À 68 ans, Moshe Lederfien a parcouru le Marathon de Berlin avec un ananas sur la tête. Cinq heures d’équilibre, de sourire et de légèreté.

The Pineapple Marathoner: Moshe Lederfien’s Tropical Joyride in Berlin

13/10/2025 12:09

A pineapple on his head, 26 miles in his legs, and a smile on every face: on September 21, 68-year-old Israeli runner Moshe Lederfien turned the 2025 Berlin Marathon into a tropical celebration. Five hours of effort, not a single stumble, and a life philosophy as fresh as his fruit. The portrait of a man chasing joy — not the stopwatch.


Moshe Lederfien came to make people smile. On September 21, 2025 Berlin Marathon witnessed one of those unforgettable moments: Lederfien ran all 42.195 km (26.2 miles) of the German capital with a real pineapple balanced perfectly on his head. No trick, no harness, no glue — and after five hours of running, the pineapple hadn’t budged an inch.

Impossible to miss. Every spectator and fellow runner looked twice, realizing it wasn’t a hat or a costume — it was an actual pineapple, crown and all. Berlin, the city of records and world-class times, had just met its most unexpected runner.

| Un parcours, 53 marathons et un engagement fou

For Lederfien, this wasn’t a first. The Israeli runner has spent years traveling the world, marathon after marathon, always with his pineapple in place. Berlin 2025 marked his 54th race running with the fruit, a ritual he calls “a way to bring meaning to running.” No tricks, no secret headgear — just balance, focus, and discipline.

People see me run and I see the smiles on their faces — that makes me feel like a king,” he said back in 2022. A king without a crown, but with a pineapple. For him, the act isn’t a gimmick. “The connection between humans and nature, between body and mind, can’t be separated. The pineapple must stay on my head, even at high speed,” he explained.

His philosophy sits somewhere between art, meditation, and mindfulness. As he sums up simply on his YouTube channel: “I love running marathons with a pineapple balanced on my head.” That fruit has become the symbol of the balance every runner chases — between effort, endurance, and joy.

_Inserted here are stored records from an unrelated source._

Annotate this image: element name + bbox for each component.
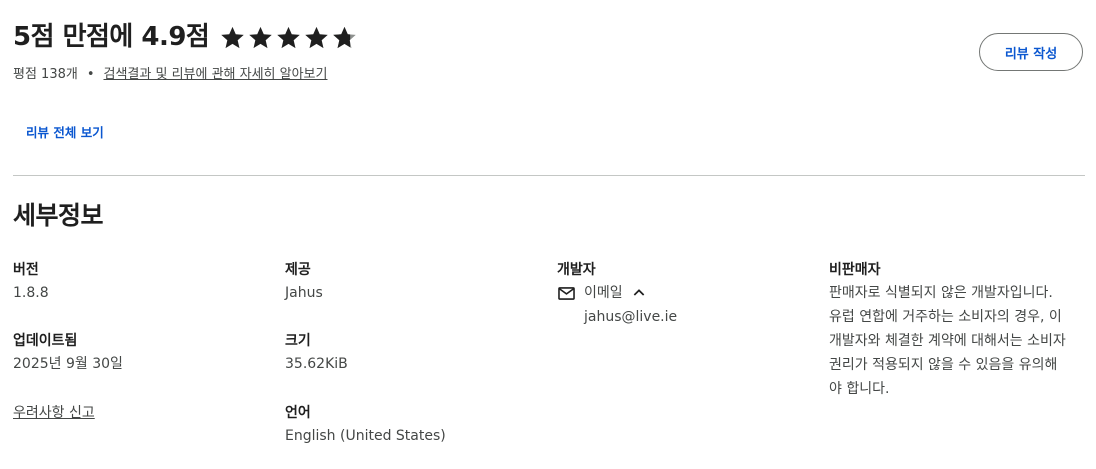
details-section-title: 세부정보 <box>13 201 104 230</box>
email-label: 이메일 <box>584 285 623 301</box>
section-divider <box>13 175 1085 176</box>
developer-email-toggle[interactable]: 이메일 <box>557 281 677 305</box>
learn-more-link[interactable]: 검색결과 및 리뷰에 관해 자세히 알아보기 <box>104 66 328 84</box>
version-label: 버전 <box>13 262 39 278</box>
star-rating <box>219 24 358 51</box>
see-all-reviews-link[interactable]: 리뷰 전체 보기 <box>26 122 104 141</box>
star-half-icon <box>331 24 358 51</box>
offered-by-value: Jahus <box>285 285 323 301</box>
write-review-button[interactable]: 리뷰 작성 <box>979 33 1083 71</box>
star-icon <box>275 24 302 51</box>
language-info: 언어 English (United States) <box>285 403 446 448</box>
rating-meta: 평점 138개 • 검색결과 및 리뷰에 관해 자세히 알아보기 <box>13 66 327 84</box>
rating-count: 평점 138개 <box>13 67 78 82</box>
non-trader-description: 판매자로 식별되지 않은 개발자입니다. 유럽 연합에 거주하는 소비자의 경우… <box>829 285 1066 397</box>
updated-label: 업데이트됨 <box>13 333 78 349</box>
language-label: 언어 <box>285 405 311 421</box>
developer-email-address[interactable]: jahus@live.ie <box>557 305 677 329</box>
offered-by-label: 제공 <box>285 262 311 278</box>
version-value: 1.8.8 <box>13 285 49 301</box>
non-trader-info: 비판매자 판매자로 식별되지 않은 개발자입니다. 유럽 연합에 거주하는 소비… <box>829 260 1069 401</box>
star-icon <box>303 24 330 51</box>
rating-title: 5점 만점에 4.9점 <box>13 22 210 52</box>
language-value: English (United States) <box>285 428 446 444</box>
rating-header: 5점 만점에 4.9점 <box>13 18 358 56</box>
offered-by-info: 제공 Jahus <box>285 260 323 305</box>
size-value: 35.62KiB <box>285 356 348 372</box>
star-icon <box>219 24 246 51</box>
updated-info: 업데이트됨 2025년 9월 30일 <box>13 331 123 376</box>
mail-icon <box>557 284 576 303</box>
size-info: 크기 35.62KiB <box>285 331 348 376</box>
non-trader-label: 비판매자 <box>829 262 881 278</box>
size-label: 크기 <box>285 333 311 349</box>
report-concern-link[interactable]: 우려사항 신고 <box>13 403 95 423</box>
chevron-up-icon <box>631 285 647 301</box>
version-info: 버전 1.8.8 <box>13 260 49 305</box>
separator-dot: • <box>86 67 95 82</box>
updated-value: 2025년 9월 30일 <box>13 356 123 372</box>
star-icon <box>247 24 274 51</box>
developer-info: 개발자 이메일 jahus@live.ie <box>557 260 677 329</box>
extension-page: 5점 만점에 4.9점 리뷰 작성 평점 138개 • 검색결과 및 리뷰에 관… <box>0 0 1096 469</box>
developer-label: 개발자 <box>557 262 596 278</box>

| The “Pineapple Runner” — a global running legend

On Instagram, he’s known as the “Pineapple Marathon Runner.” His posts go viral from race to race, showing amused spectators and astonished runners. Every event brings the same reactions: laughter, surprise, admiration. Some even jog alongside him for a few miles just to film the spectacle.

During the 2019 Berlin Marathon, a video of him running across a bridge — pineapple steady despite the wind — went viral. In Seville 2024, a minor controversy erupted when some spectators jokingly claimed he had “cut the course” around kilometer 25 (he hadn’t).

| A poetic performance beyond the stopwatch

While others fight for seconds, Moshe Lederfien turns running into art. Balancing a pineapple for 42 kilometers demands immense focus, posture control, and mental commitment — the discipline of a tightrope walker.

The fruit becomes an extension of the runner: a barometer of balance, a symbol of levity, and a reminder that marathons aren’t only about suffering — they can also be about joy.

At 68 years old, Lederfien proves that there’s no age limit to reinvention. His efforts amuse and inspire in equal measure: he’s not just finishing marathons — he’s telling stories, creating shared memories in a sea of runners.

| Running differently

In a world obsessed with speed and records, Moshe Lederfien is a poetic outlier. He turns marathons into living theater, where every stride is a wink, every spectator a partner in play, and every kilometer a celebration of creativity. If elites come to Berlin chasing fast times, he comes chasing smiles. And the fruit on his head has become far more than a pineapple — it’s a symbol of freedom, humor, and endurance.

What’s next? Another marathon, another fruit, maybe an even crazier idea. It doesn’t really matter. As long as there’s a starting line and a crowd to cheer, Moshe Lederfien will keep running — pineapple first.